Haïti : Amnesty International s’inquiète, l’ONU en période de déni

Dans un rapport publié ce 28 juillet, Amnesty International dresse un constat sévère à l’endroit du «gouvernement de transition», de la Police nationale et de la Mission des Nations unies pour la stabilisation en Haïti (MINUSTAH) en ce qui a trait à la violence qui règne dans le pays.
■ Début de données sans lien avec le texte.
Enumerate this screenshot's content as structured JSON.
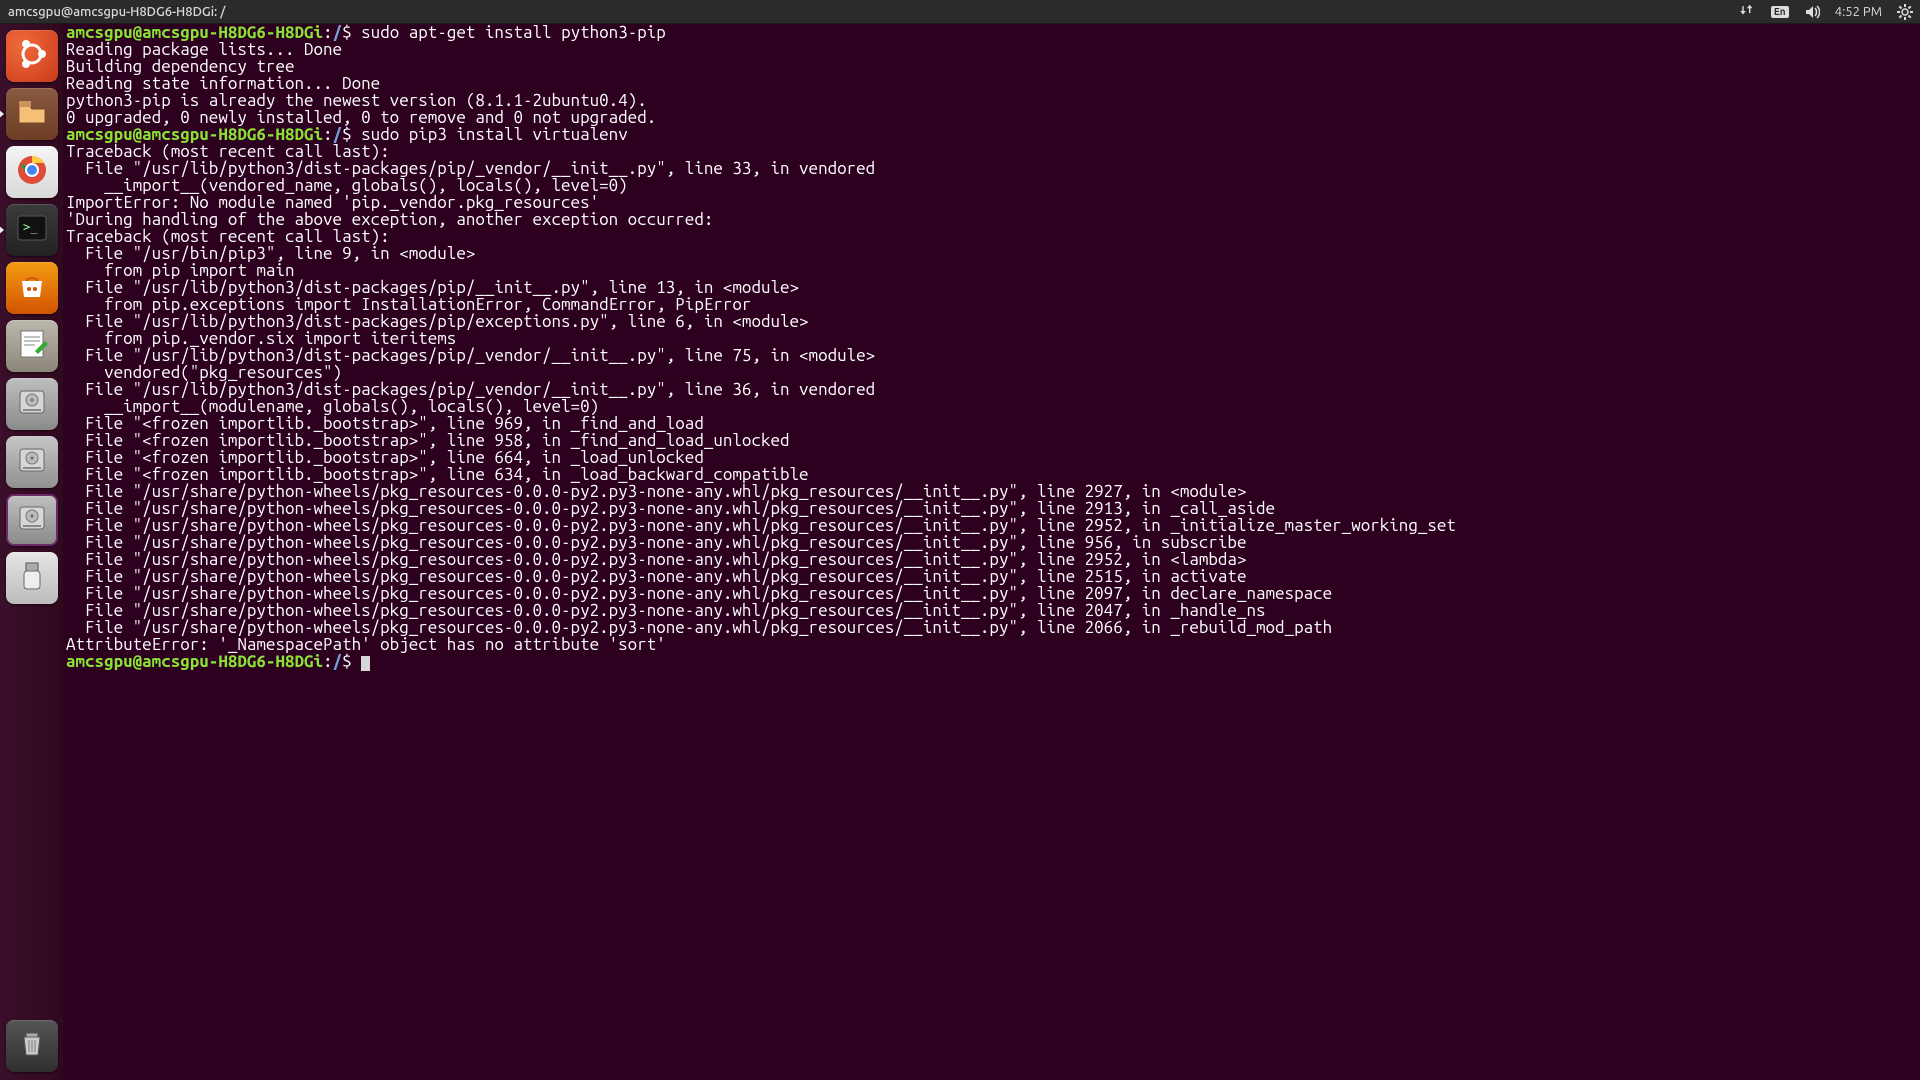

«Depuis que le gouvernement de transition a pris ses fonctions début mars 2004, aucun effort sérieux n’a été fait pour s’attaquer au problème du désarmement, malgré une forte augmentation de la violence et des décès par armes à feu.[...] Le gouvernement de transition semble de plus en plus clément à l’égard des anciens militaires et des autres groupes illégaux liés à l’ancienne opposition, tandis qu’il poursuit avec acharnement les factions soupçonnées de soutenir l’ancien président Jean-Bertrand Aristide.[...] Il est apparu en outre que les autorités haïtiennes toléraient certains groupes armés illégaux, tels que les anciens rebelles et les anciens militaires et leurs acolytes, tandis qu’elles poursuivaient les bandes armées présumées favorables à Jean-Bertrand Aristide.»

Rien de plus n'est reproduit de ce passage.